Vejamos ainda que este valor é insignificante face ao défice acumulado verificado só nos dois anos de maior défice na governação Sócrates, que ascendeu a 37,8 mil milhões de euros de défice em 2009 (-9,9%) e 2010 (-11,4%). Só para recuperar o défice acumulados destes dois anos madrastos para Portugal, numa aritmética simples, e admitindo excedentes anuais em linha com o de 2023, seriam necessários 12 anos!
E, portanto, os cofres seguem vazios!
E depois temos isto: o País teve um excedente orçamental, mas a economia não cresce, ou cresce pouco e muito lentamente.
Segundo o FMI, a economia nacional foi uma das mais lentas da Zona Euro, indicando que Portugal foi ultrapassado por 11 países no PIB per capita desde 1999.
Com efeito, considerando outros períodos temporais de análise a conclusão é, infelizmente, semelhante. No período pós-troika (2015-2023), Portugal foi o país que menos cresceu entre os 15 países da política de coesão da União Europeia, à excepção da Grécia. A economia portuguesa foi também a que menos cresceu, entre os países da política de coesão, no período pós-pandémico em relação à pré-pandemia (2019-2023), novamente, com excepção da Grécia.
Não se trata apenas de ser o país que tem evidenciado um crescimento mais reduzido, mas também o ritmo de crescimento quem tem sido bastante lento face a outras economias, que têm experimentado crescimentos mais significativos e com taxas de crescimento que duplicam o crescimento económico português.

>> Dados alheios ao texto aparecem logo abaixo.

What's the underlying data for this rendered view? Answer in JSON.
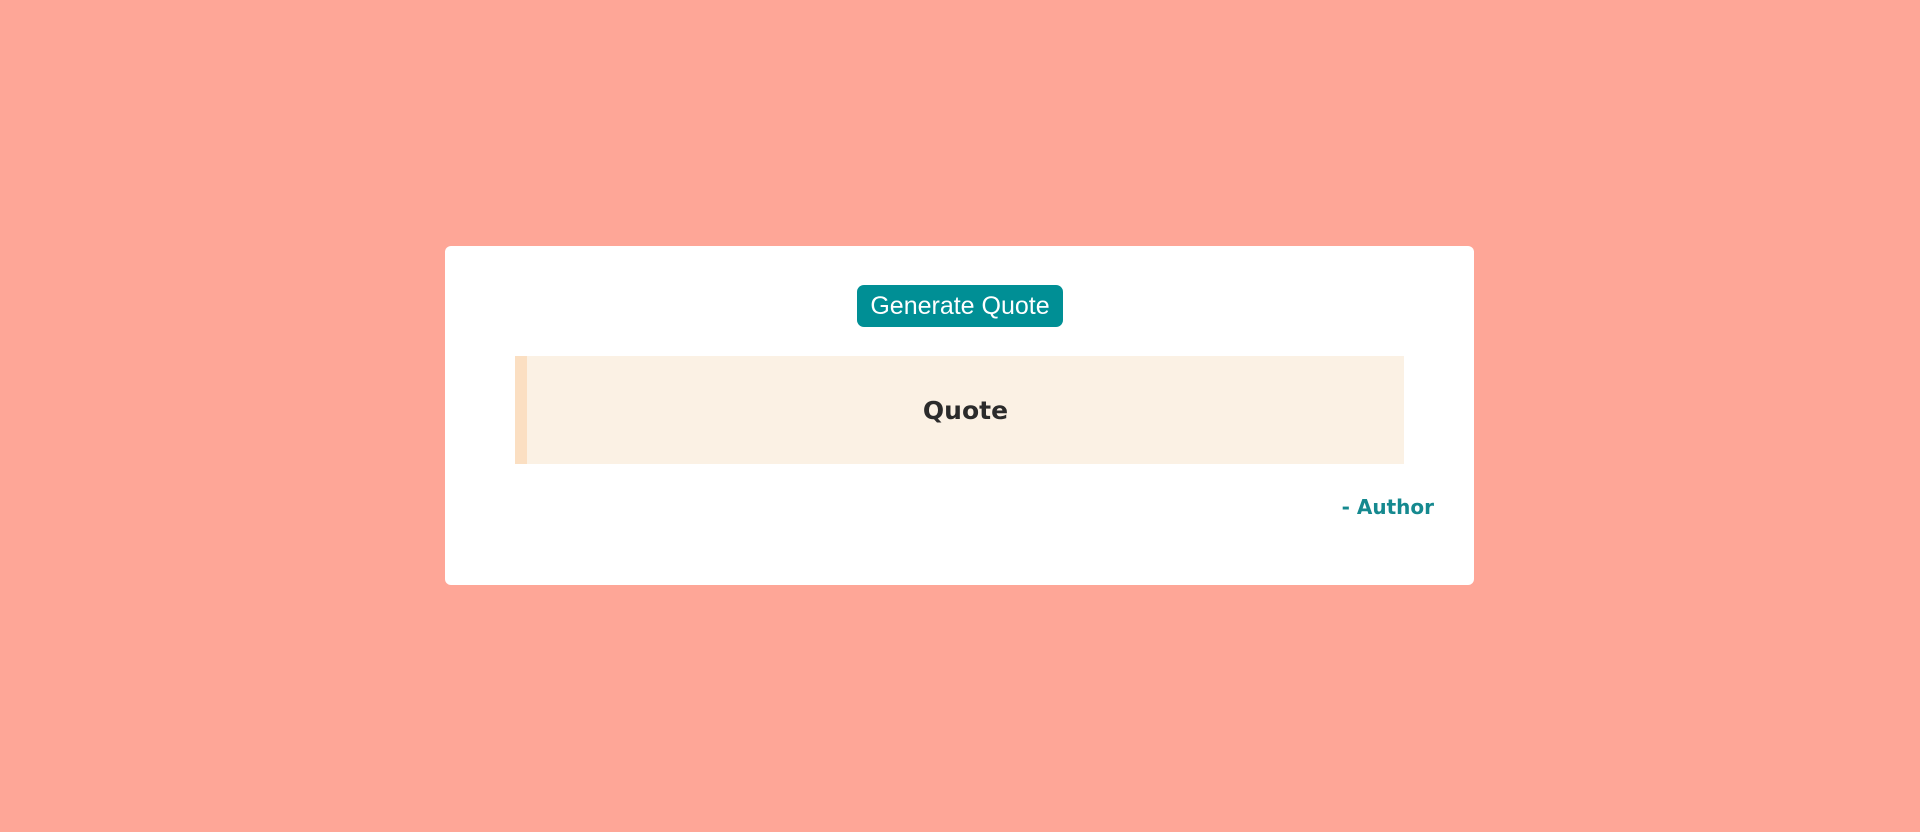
{
  "button": {
    "label": "Generate Quote"
  },
  "quote": {
    "text": "Quote"
  },
  "author": {
    "text": "- Author"
  },
  "colors": {
    "background": "#fea697",
    "accent": "#008f95",
    "quote_bg": "#fbf1e4",
    "quote_border": "#fbdfc2"
  }
}
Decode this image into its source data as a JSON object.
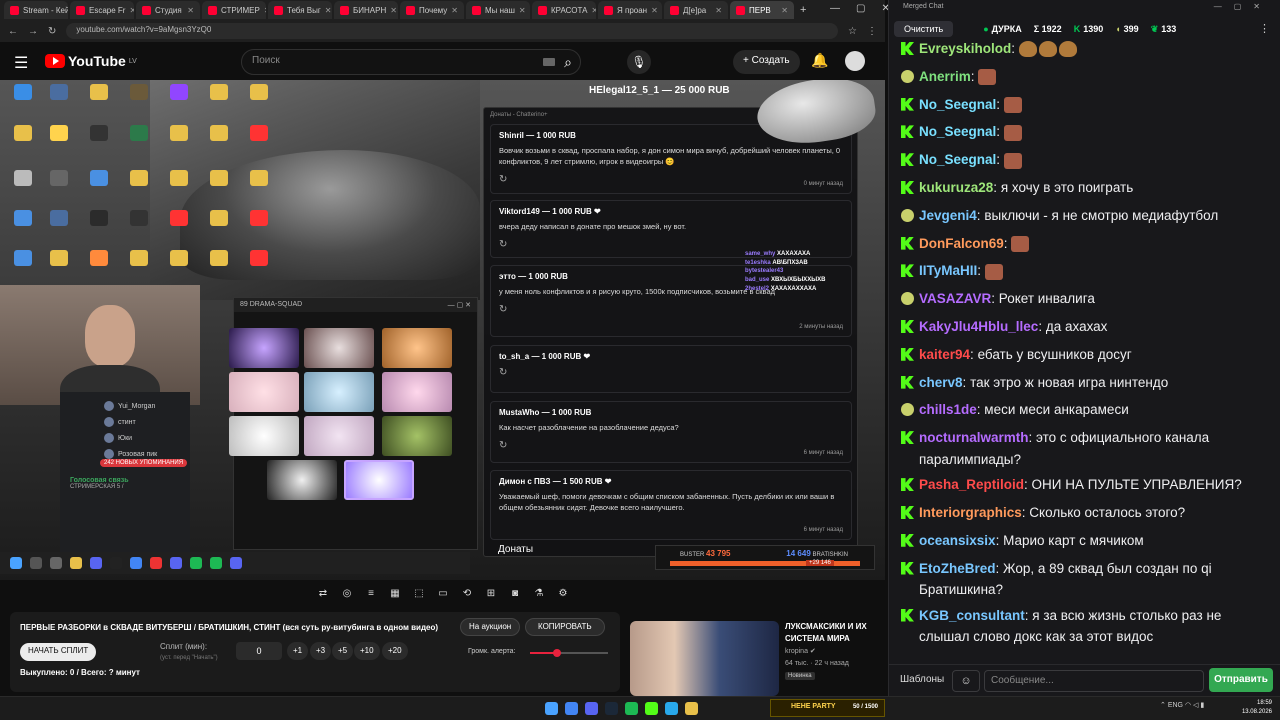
{
  "browser": {
    "tabs": [
      {
        "label": "Stream - Кейс",
        "active": false
      },
      {
        "label": "Escape Fr",
        "active": false
      },
      {
        "label": "Студия",
        "active": false
      },
      {
        "label": "СТРИМЕР",
        "active": false
      },
      {
        "label": "Тебя Выг",
        "active": false
      },
      {
        "label": "БИНАРН",
        "active": false
      },
      {
        "label": "Почему",
        "active": false
      },
      {
        "label": "Мы наш",
        "active": false
      },
      {
        "label": "КРАСОТА",
        "active": false
      },
      {
        "label": "Я проан",
        "active": false
      },
      {
        "label": "Д[е]ра",
        "active": false
      },
      {
        "label": "ПЕРВ",
        "active": true
      }
    ],
    "url": "youtube.com/watch?v=9aMgsn3YzQ0"
  },
  "youtube": {
    "logo": "YouTube",
    "logo_region": "LV",
    "search_placeholder": "Поиск",
    "create_label": "+ Создать"
  },
  "video": {
    "hud_title": "HElegal12_5_1 — 25 000 RUB",
    "donations_header": "Донаты - Chatterino+",
    "donations": [
      {
        "header": "Shinril — 1 000 RUB",
        "text": "Вовчик возьми в сквад, проспала набор, я дон симон мира вичуб, добрейший человек планеты, 0 конфликтов, 9 лет стримлю, игрок в видеоигры 😊",
        "ago": "0 минут назад"
      },
      {
        "header": "Viktord149 — 1 000 RUB ❤",
        "text": "вчера деду написал в донате про мешок змей, ну вот.",
        "ago": ""
      },
      {
        "header": "этто — 1 000 RUB",
        "text": "у меня ноль конфликтов и я рисую круто, 1500к подписчиков, возьмите в сквад",
        "ago": "2 минуты назад"
      },
      {
        "header": "to_sh_a — 1 000 RUB ❤",
        "text": "",
        "ago": ""
      },
      {
        "header": "MustaWho — 1 000 RUB",
        "text": "Как насчет разоблачение на разоблачение дедуса?",
        "ago": "6 минут назад"
      },
      {
        "header": "Димон с ПВЗ — 1 500 RUB ❤",
        "text": "Уважаемый шеф, помоги девочкам с общим списком забаненных. Пусть делбики их или ваши в общем обезьянник сидят. Девочке всего наилучшего.",
        "ago": "6 минут назад"
      }
    ],
    "donations_footer": "Донаты",
    "drama_window_title": "89 DRAMA-SQUAD",
    "discord": {
      "users": [
        "Yui_Morgan",
        "стинт",
        "Юки",
        "Розовая пик"
      ],
      "mentions": "242 НОВЫХ УПОМИНАНИЯ",
      "voice": "Голосовая связь",
      "voice_sub": "СТРИМЕРСКАЯ 5 /"
    },
    "score": {
      "left_name": "BUSTER",
      "left_value": "43 795",
      "right_value": "14 649",
      "right_name": "BRATISHKIN",
      "delta": "+29 146"
    },
    "minichat": [
      {
        "user": "same_why",
        "text": "ХАХАХАХА"
      },
      {
        "user": "te1eshka",
        "text": "АВ\\БПХЗАВ"
      },
      {
        "user": "bytestealer43",
        "text": ""
      },
      {
        "user": "bad_use",
        "text": "ХВХЫХБЫХХЫХВ"
      },
      {
        "user": "2hestel2",
        "text": "ХАХАХАХХАХА"
      }
    ]
  },
  "panel": {
    "video_title": "ПЕРВЫЕ РАЗБОРКИ в СКВАДЕ ВИТУБЕРШ / БРАТИШКИН, СТИНТ (вся суть ру-витубинга в одном видео)",
    "auction_label": "На аукцион",
    "copy_label": "КОПИРОВАТЬ",
    "split_button": "НАЧАТЬ СПЛИТ",
    "split_label": "Сплит (мин):",
    "split_hint": "(уст. перед \"Начать\")",
    "split_value": "0",
    "increments": [
      "+1",
      "+3",
      "+5",
      "+10",
      "+20"
    ],
    "volume_label": "Громк. алерта:",
    "volume_level": 0.35,
    "sold": "Выкуплено: 0 / Всего: ? минут"
  },
  "recommended": {
    "title": "ЛУКСМАКСИКИ И ИХ СИСТЕМА МИРА",
    "channel": "kropina ✔",
    "meta": "64 тыс. · 22 ч назад",
    "badge": "Новинка"
  },
  "taskbar": {
    "widget_label": "HEHE PARTY",
    "widget_count": "50 / 1500",
    "lang": "ENG",
    "time": "18:59",
    "date": "13.08.2026"
  },
  "chat": {
    "window_title": "Merged Chat",
    "clear_label": "Очистить",
    "stats": {
      "channel": "ДУРКА",
      "sigma": "Σ 1922",
      "kick": "1390",
      "viewers": "399",
      "likes": "133"
    },
    "messages": [
      {
        "platform": "kick",
        "user": "Evreyskiholod",
        "color": "#9ee67a",
        "text": "",
        "emotes": 3,
        "emote_kind": "bear"
      },
      {
        "platform": "twitch",
        "user": "Anerrim",
        "color": "#7fe07f",
        "text": "",
        "emotes": 1
      },
      {
        "platform": "kick",
        "user": "No_Seegnal",
        "color": "#79e0ff",
        "text": "",
        "emotes": 1
      },
      {
        "platform": "kick",
        "user": "No_Seegnal",
        "color": "#79e0ff",
        "text": "",
        "emotes": 1
      },
      {
        "platform": "kick",
        "user": "No_Seegnal",
        "color": "#79e0ff",
        "text": "",
        "emotes": 1
      },
      {
        "platform": "kick",
        "user": "kukuruza28",
        "color": "#9ee67a",
        "text": "я хочу в это поиграть",
        "emotes": 0
      },
      {
        "platform": "twitch",
        "user": "Jevgeni4",
        "color": "#79c7ff",
        "text": "выключи - я не смотрю медиафутбол",
        "emotes": 0
      },
      {
        "platform": "kick",
        "user": "DonFalcon69",
        "color": "#ff9a5c",
        "text": "",
        "emotes": 1
      },
      {
        "platform": "kick",
        "user": "IITyMaHII",
        "color": "#79c7ff",
        "text": "",
        "emotes": 1
      },
      {
        "platform": "twitch",
        "user": "VASAZAVR",
        "color": "#b56cff",
        "text": "Рокет инвалига",
        "emotes": 0
      },
      {
        "platform": "kick",
        "user": "KakyJlu4Hblu_llec",
        "color": "#b56cff",
        "text": "да ахахах",
        "emotes": 0
      },
      {
        "platform": "kick",
        "user": "kaiter94",
        "color": "#ff4b4b",
        "text": "ебать у всушников досуг",
        "emotes": 0
      },
      {
        "platform": "kick",
        "user": "cherv8",
        "color": "#79c7ff",
        "text": "так этро ж новая игра нинтендо",
        "emotes": 0
      },
      {
        "platform": "twitch",
        "user": "chills1de",
        "color": "#b56cff",
        "text": "меси меси анкарамеси",
        "emotes": 0
      },
      {
        "platform": "kick",
        "user": "nocturnalwarmth",
        "color": "#b56cff",
        "text": "это с официального канала паралимпиады?",
        "emotes": 0
      },
      {
        "platform": "kick",
        "user": "Pasha_Reptiloid",
        "color": "#ff4b4b",
        "text": "ОНИ НА ПУЛЬТЕ УПРАВЛЕНИЯ?",
        "emotes": 0
      },
      {
        "platform": "kick",
        "user": "Interiorgraphics",
        "color": "#ff9a5c",
        "text": "Сколько осталось этого?",
        "emotes": 0
      },
      {
        "platform": "kick",
        "user": "oceansixsix",
        "color": "#79c7ff",
        "text": "Марио карт с мячиком",
        "emotes": 0
      },
      {
        "platform": "kick",
        "user": "EtoZheBred",
        "color": "#79c7ff",
        "text": "Жор, а 89 сквад был создан по qi Братишкина?",
        "emotes": 0
      },
      {
        "platform": "kick",
        "user": "KGB_consultant",
        "color": "#79c7ff",
        "text": "я за всю жизнь столько раз не слышал слово докс как за этот видос",
        "emotes": 0
      }
    ],
    "templates_label": "Шаблоны",
    "input_placeholder": "Сообщение...",
    "send_label": "Отправить"
  }
}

Entre os 15 países que fazem parte actualmente da política de coesão, são estes, por ordem decrescente, os países que apresentam os crescimentos mais elevados das suas economias: (1) Bulgária, (2) Roménia, (3) Malta, (4) Lituânia, (5) Estónia, (6) República Checa, (7) Hungria, (8) Polónia, (9) Croácia, (10) Chipre, (11) Letónia, (12) Eslovénia, (13) Eslováquia, (14) Portugal e (15) Grécia.
Ter excedente é melhor que não ter. Mas ter um ano de excedente não significa que todos os problemas desapareceram e que se pode esbanjar tudo daqui para a frente.

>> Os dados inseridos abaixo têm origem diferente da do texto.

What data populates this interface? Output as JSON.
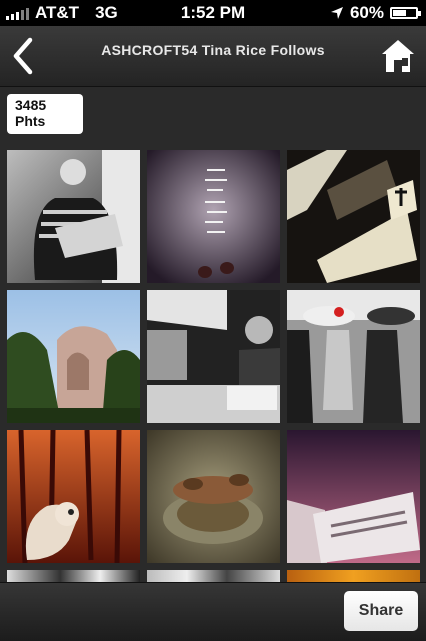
{
  "status_bar": {
    "carrier": "AT&T",
    "network": "3G",
    "time": "1:52 PM",
    "battery": "60%",
    "battery_level": 0.6,
    "icons": [
      "signal-bars-icon",
      "location-arrow-icon",
      "battery-icon"
    ]
  },
  "nav": {
    "title": "ASHCROFT54 Tina Rice Follows",
    "back_icon": "chevron-left-icon",
    "home_icon": "home-icon"
  },
  "badge": {
    "count": "3485",
    "unit": "Phts"
  },
  "photos": [
    {
      "name": "photo-woman-reading",
      "colors": [
        "#c9c9c9",
        "#2b2b2b"
      ]
    },
    {
      "name": "photo-sidewalk-text",
      "colors": [
        "#8a7888",
        "#2a2030"
      ]
    },
    {
      "name": "photo-chinatown-signs",
      "colors": [
        "#d8d0b8",
        "#1f1a15"
      ]
    },
    {
      "name": "photo-building-trees",
      "colors": [
        "#8ab0d8",
        "#2e4a22"
      ]
    },
    {
      "name": "photo-man-at-counter",
      "colors": [
        "#d0d0d0",
        "#222222"
      ]
    },
    {
      "name": "photo-street-umbrellas",
      "colors": [
        "#c0c0c0",
        "#202020"
      ]
    },
    {
      "name": "photo-dog-red-forest",
      "colors": [
        "#c84a20",
        "#3a0c08"
      ]
    },
    {
      "name": "photo-rusty-hydrant",
      "colors": [
        "#8a8466",
        "#4a4430"
      ]
    },
    {
      "name": "photo-photographer-magazine",
      "colors": [
        "#b0607a",
        "#301828"
      ]
    }
  ],
  "toolbar": {
    "share_label": "Share"
  }
}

A safra tem de continuar. Senão vejamos. Dados recentes da Direcção Geral do Orçamento evidenciam que o excedente orçamental caiu para 758 milhões de euros de Janeiro a Fevereiro de 2024, face ao período homólogo de 2023. Na soma dos dois primeiros meses o saldo orçamental teve uma forte quebra, representando apenas 33% do saldo orçamental verificado em 2023, que se deveu em larga medida ao crescimento acentuado da despesa com uma variação de 15,9%.
Este engodo que parece cimentar na opinião dos portugueses que temos excedente e que temos os cofres cheios e que agora dá para tudo é bastante perigoso. Passos em falso, como parecem evidenciar estes dois primeiros meses de 2024, podem fazer perigar um trajecto que ainda está por prosseguir.
Quando um país tem uma dívida pública de cerca de 100% do PIB, é o mesmo que dizer que tem uma dívida equivalente a um ano do seu rendimento. Apesar do excedente, não tem dinheiro de sobra, tem isso sim, dinheiro a faltar.
Subsiste assim o desafio de construir a paz social, fazendo jus a reivindicações sérias e ponderadas, à melhoria da prestação de serviços públicos essenciais, no apoio aos mais carenciados, sabendo de antemão, que não há margem para satisfazer grupos sociais que vivem na tensão do orçamento de estado.
A ponderação é essencial e a firmeza de ter um rumo claro para o país são decisivas.
A prioridade do país deve ser a redução da dívida pública e o impulso económico por forma a criar um ambiente favorável de crescimento e desenvolvimento económico de geração de riqueza, que seja capaz de animar a sociedade, as famílias e as empresas, num ciclo virtuoso de crescimento e desenvolvimento, e de geração de valor.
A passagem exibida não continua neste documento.